The polymorphisms tested in this study have been proven to be functional in determining the expression or activity of EGFR or its ligands in both our and others' studies. We have demonstrated that the two EGFR polymorphisms -216G/T and -191C/A were associated with increased EGFR promoter activity and gene/protein expression24,25. They were also shown to be associated with drug-induced toxicities e.g. skin rash in EGFR inhibitor treatment in our previous study48. A SNP at EGFR codon 497 results in an Arg (R) to Lys (K) substitution, which has been associated with decreased EGFR activity26,27. The TGFA intronic polymorphism rs3821262C/T was also found to be associated with TGFA gene expression as well as sensitivity to EGFR inhibitors in cancer cell lines in our previous study28. With regard to EGF 61A/G polymorphism, it was initially demonstrated to affect EGF protein expression, with the G allele associated with a higher EGF level relative to the A allele49. A recent meta-analysis of 41 case-control studies on various cancers have shown that the G allele was significantly associated with increased cancer risk50. It is thus possible that the relatively lower EGF level associated with the A allele might be the reason underlying its association with ILD in our study. This supports the notion that a relatively lower EGFR-axis activity might be a risk factor for ILD, which is consistent with the observation that inhibition of the EGFR signaling induces ILD.

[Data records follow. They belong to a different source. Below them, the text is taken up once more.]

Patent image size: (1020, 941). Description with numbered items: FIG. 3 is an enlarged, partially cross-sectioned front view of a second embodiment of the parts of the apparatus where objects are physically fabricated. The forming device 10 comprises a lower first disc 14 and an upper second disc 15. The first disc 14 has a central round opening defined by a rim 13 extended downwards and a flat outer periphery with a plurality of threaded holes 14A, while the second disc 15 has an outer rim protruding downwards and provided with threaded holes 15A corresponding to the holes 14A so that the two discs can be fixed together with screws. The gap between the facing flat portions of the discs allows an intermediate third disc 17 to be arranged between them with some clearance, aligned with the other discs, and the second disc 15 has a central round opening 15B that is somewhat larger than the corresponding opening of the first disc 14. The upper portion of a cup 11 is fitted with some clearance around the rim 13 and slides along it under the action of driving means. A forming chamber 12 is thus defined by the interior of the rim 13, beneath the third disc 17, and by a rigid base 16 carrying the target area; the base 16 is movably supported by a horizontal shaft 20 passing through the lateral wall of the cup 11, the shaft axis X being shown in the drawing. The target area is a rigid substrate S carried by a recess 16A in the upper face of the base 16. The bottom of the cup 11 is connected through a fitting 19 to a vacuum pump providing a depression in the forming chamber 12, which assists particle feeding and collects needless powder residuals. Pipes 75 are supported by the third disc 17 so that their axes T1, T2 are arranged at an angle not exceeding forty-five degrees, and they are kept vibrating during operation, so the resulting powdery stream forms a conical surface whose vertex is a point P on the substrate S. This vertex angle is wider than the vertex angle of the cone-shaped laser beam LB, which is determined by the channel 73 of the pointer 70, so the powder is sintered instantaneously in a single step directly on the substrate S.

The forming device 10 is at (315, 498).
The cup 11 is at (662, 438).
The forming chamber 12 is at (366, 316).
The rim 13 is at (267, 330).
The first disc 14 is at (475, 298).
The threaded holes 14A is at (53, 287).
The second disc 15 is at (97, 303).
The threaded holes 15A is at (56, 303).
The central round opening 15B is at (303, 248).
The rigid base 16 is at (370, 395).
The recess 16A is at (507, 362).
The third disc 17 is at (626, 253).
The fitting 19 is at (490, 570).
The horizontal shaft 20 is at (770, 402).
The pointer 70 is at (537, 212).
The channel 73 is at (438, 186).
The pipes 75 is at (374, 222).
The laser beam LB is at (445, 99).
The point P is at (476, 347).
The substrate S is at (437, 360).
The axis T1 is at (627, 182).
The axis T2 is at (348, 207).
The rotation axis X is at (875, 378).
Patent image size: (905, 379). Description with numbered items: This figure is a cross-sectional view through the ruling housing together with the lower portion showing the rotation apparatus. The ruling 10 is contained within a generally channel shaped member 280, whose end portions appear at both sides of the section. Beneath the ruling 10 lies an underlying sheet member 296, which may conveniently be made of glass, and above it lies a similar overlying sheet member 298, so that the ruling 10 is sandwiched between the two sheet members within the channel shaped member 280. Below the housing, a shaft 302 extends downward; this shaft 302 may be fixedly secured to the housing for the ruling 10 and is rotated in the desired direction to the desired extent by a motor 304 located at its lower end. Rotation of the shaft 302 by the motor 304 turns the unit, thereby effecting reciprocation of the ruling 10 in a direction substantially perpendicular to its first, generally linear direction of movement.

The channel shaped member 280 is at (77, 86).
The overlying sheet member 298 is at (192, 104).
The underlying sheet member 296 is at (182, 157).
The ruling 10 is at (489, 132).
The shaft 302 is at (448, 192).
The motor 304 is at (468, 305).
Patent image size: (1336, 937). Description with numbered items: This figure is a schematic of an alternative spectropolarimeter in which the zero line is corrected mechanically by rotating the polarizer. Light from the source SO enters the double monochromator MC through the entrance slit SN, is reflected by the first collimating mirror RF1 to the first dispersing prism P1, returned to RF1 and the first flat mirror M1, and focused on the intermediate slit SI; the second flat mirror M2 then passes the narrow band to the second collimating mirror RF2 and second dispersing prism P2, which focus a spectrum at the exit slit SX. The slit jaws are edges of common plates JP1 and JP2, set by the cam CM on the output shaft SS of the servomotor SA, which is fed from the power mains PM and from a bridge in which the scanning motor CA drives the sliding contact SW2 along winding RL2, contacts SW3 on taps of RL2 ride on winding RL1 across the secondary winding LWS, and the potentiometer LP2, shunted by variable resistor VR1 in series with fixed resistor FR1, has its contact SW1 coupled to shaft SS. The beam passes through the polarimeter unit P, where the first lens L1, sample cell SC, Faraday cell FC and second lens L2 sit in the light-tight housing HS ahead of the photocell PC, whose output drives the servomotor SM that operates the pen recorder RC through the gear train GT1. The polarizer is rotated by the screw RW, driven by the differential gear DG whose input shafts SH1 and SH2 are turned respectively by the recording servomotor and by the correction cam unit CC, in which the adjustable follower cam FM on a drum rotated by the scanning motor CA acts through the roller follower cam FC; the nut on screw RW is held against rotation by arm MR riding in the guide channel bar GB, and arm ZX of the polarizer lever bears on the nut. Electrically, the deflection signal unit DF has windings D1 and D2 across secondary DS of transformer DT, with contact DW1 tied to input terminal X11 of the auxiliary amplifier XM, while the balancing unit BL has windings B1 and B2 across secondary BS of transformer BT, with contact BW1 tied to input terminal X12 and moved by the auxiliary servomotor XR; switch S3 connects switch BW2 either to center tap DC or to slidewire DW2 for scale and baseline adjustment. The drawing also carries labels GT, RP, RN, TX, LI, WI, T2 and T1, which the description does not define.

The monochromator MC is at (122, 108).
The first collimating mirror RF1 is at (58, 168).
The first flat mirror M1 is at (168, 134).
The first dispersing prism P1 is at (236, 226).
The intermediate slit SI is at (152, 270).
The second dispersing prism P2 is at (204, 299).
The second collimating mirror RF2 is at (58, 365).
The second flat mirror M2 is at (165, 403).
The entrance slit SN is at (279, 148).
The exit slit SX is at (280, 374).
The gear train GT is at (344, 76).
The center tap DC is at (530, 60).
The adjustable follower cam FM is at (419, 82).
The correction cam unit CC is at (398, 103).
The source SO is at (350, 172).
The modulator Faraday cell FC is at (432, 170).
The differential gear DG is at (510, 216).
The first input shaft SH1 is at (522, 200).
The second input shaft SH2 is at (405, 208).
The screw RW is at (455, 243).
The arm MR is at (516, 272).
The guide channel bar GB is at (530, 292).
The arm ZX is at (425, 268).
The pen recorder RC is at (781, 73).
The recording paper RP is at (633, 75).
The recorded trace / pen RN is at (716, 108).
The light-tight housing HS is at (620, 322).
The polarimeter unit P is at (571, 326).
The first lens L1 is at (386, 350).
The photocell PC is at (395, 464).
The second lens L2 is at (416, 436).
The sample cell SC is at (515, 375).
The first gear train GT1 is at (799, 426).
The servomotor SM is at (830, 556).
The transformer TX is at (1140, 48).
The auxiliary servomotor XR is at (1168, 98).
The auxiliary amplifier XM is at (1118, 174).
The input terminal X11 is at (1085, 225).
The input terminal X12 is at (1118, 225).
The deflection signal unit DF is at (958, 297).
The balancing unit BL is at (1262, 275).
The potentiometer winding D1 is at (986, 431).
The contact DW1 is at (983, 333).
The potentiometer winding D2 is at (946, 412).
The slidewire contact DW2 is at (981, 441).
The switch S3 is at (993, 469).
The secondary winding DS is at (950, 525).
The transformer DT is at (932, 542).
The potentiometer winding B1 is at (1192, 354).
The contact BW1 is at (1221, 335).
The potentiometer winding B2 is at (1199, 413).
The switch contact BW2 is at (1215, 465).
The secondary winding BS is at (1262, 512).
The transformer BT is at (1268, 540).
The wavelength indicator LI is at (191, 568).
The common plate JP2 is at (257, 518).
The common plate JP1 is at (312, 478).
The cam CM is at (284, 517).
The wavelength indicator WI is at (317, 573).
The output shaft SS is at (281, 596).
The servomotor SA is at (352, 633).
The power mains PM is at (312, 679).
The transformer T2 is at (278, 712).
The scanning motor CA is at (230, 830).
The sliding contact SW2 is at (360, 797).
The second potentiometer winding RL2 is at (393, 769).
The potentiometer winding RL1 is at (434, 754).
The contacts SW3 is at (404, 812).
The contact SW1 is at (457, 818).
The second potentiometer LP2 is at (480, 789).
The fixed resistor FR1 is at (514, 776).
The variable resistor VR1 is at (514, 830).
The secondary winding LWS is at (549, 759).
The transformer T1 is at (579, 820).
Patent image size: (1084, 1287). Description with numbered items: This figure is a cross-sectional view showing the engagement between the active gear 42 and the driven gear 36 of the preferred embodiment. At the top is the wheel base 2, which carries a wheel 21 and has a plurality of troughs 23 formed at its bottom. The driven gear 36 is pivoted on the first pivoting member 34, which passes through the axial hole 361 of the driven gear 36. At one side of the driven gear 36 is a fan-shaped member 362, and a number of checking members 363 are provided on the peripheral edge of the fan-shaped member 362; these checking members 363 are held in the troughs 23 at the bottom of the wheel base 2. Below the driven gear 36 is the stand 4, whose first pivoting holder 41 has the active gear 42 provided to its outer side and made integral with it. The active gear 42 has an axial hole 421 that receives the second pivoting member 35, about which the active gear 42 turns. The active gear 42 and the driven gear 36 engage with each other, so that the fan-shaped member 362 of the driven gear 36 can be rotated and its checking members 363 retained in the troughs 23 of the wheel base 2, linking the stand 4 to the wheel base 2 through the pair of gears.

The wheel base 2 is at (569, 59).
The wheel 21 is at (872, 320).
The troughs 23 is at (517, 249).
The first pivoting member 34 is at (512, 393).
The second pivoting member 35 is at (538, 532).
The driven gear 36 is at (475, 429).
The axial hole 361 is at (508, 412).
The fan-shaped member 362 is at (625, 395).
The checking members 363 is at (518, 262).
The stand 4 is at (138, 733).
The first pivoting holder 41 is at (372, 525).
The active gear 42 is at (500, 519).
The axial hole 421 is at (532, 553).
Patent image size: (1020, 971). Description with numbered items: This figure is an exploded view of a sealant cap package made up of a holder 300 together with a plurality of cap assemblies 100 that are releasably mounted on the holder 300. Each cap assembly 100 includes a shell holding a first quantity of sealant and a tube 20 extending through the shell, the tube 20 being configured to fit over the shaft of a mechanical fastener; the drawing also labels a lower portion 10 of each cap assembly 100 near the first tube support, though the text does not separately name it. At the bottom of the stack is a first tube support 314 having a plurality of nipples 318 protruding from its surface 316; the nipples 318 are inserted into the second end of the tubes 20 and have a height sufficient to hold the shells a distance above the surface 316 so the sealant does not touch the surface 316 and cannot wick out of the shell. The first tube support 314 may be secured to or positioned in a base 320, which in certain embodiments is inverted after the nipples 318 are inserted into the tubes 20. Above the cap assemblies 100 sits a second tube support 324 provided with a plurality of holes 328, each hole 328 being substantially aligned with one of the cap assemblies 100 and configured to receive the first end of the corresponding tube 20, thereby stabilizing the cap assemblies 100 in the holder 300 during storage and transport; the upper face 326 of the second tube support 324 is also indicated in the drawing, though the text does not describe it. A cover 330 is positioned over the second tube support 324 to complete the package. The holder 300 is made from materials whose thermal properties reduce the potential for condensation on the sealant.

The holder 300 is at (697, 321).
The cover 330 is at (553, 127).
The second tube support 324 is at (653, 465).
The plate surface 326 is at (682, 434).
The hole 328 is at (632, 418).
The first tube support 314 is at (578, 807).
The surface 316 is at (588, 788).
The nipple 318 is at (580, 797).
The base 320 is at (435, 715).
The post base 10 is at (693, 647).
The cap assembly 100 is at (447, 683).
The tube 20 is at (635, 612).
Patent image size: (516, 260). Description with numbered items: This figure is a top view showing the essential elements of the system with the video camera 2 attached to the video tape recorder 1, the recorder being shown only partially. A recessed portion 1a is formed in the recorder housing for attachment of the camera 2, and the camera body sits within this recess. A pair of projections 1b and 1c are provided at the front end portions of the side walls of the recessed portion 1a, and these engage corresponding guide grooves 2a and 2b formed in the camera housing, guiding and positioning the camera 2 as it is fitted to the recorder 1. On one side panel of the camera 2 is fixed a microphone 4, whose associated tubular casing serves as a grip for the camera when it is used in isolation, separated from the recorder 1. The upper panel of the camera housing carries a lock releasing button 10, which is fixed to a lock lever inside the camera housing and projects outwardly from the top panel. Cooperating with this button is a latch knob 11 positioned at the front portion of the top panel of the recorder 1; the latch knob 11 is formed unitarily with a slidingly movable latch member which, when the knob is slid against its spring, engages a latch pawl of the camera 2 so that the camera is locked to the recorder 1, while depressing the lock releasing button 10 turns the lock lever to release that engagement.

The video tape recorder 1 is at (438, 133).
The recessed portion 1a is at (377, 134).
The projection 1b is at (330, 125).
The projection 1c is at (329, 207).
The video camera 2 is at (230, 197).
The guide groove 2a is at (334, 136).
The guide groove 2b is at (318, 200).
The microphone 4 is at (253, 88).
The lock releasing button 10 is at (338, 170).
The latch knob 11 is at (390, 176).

It should be further noted that previous GWAS did not identify this locus. While most previous GWAS were focused on IPF rather than ILD as a phenotype, it might be also due to the population difference. It is commonly observed that many loci identified in GWAS actually exert different effect size in different populations. Nevertheless, without independent validation, a false positive result in the association observed in our study could not be excluded, in particular that our study was limited by the relatively small sample size. Therefore, our findings should be used and interpreted with caution.

Conclusions

Our study provides a new investigation of the relationship between functional EGFR pathway gene polymorphisms and risk of ILD. The findings suggested a possible association between EGF 61A/G polymorphism and ILD. Further validation of this genetic association in independent sample sets is warranted.